Poi c’è Safiat, gracile, bella, che con un soffio di vento può andare via,
Poi c’è Fattao, che si nasconde la carne dentro una ciotolina con un coperchietto,
Poi c’è Sonia, che più la guardi più è bella e forte, ma poi le sue analisi dicono che sta male,
ha bisogno delle medicine e nessuno le compra. Le medicine.
Vengono a trovarci e ci rubano la novalgina, la nevachina per disinfettare l’acqua,
tutto quello che assomiglia ad una medicina, perché loro non le possono comprare e se stanno male, stanno male.
Poi c’è un documentario, che tratta il problema dell’infanzia,
ci sono venti bambini di un orfanotrofio fantasma, scalzi, senza vestiti, o con i vestiti sporchi,
bevono l’acqua non filtrata, sono debilitati e ci cantano, o meglio, ci cantavano, o meglio ancora,
cantano ai turisti, in fila indiana e in sequenza d’altezza
“VOI SIETE I BENVENUTI”
Questi bambini fanno parte di un’associazione, e tutti quelli che stanno fuori e ci guardano quando andiamo da loro a cucinare,
tutti quei bambini, gli anziani, sono perfettamente uguali, ugualmente affamati.
Si decide -ignoriamo- è meglio venti bambini che mangiano, in ogni caso tutto il quartiere è impossibile.

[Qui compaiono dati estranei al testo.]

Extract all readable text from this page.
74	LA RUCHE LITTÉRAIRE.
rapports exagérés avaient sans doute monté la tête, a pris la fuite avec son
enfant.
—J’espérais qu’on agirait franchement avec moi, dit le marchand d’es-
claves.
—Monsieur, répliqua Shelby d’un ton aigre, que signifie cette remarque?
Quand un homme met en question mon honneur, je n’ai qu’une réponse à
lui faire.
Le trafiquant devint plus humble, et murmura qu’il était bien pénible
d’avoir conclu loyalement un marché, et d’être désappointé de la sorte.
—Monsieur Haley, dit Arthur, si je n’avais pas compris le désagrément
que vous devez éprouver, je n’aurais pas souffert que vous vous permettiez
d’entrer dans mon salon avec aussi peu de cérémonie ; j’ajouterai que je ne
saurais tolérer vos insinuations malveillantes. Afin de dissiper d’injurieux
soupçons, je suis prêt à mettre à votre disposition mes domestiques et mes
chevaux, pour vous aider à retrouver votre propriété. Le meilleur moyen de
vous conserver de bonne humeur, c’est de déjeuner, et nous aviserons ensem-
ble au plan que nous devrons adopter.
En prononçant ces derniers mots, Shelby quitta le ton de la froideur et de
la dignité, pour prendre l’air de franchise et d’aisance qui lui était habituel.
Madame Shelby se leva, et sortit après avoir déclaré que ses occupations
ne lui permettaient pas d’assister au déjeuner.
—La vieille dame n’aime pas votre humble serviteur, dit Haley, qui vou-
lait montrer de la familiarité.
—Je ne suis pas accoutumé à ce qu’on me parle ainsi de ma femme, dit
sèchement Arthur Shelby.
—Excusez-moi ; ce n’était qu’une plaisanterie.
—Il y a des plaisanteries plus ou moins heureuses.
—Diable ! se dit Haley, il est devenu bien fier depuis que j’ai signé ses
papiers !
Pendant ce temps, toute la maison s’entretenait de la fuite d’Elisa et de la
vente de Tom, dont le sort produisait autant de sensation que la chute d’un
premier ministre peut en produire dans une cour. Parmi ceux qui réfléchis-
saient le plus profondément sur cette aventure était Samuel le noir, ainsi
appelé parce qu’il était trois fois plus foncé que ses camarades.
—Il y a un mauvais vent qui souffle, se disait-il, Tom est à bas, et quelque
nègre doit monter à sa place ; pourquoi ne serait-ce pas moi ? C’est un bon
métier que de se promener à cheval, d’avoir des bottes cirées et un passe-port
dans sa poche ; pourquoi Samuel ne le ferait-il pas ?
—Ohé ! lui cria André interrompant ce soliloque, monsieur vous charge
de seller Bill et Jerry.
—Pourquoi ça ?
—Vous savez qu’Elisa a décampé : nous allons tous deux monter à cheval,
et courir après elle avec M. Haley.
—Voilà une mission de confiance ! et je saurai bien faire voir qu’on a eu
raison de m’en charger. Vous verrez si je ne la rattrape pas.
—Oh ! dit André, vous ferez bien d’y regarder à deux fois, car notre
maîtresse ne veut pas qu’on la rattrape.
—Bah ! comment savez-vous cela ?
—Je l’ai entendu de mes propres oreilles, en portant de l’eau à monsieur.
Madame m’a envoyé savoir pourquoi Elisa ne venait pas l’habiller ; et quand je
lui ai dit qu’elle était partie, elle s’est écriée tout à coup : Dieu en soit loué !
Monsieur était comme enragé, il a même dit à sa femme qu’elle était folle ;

Allora stiamo con loro, prepariamo da mangiare e loro cantano, io penso “lo faranno per noi”,
poi li guardo e vedo che sono felici. Mangiano tutti due piatti di riso, carne, fagioli, la banana e la cioccolata.
Dopo ballano, giocano, io li fotografo. Loro vogliono farsi fotografare.
Dentro l’obiettivo, vedo tutta la loro bellezza,
poi mi fermo su un viso che ho sempre guardato e mi accorgo che è come quello di una vecchietta.
Ecco l’Africa che torna, se non vuoi vedere non vedi.
Se decidi di vedere è talmente dura che lì per lì non capisci.
Ci accompagnano all’autobus, io ho per mano Safiat e nell’altra mano, altri bambini che si alternano.
Safiat non la lascio, è leggera, così bella, non mi sono resa conto che è così fragile.
Lei mi cerca sempre, mi guarda, mi sorride, si nasconde.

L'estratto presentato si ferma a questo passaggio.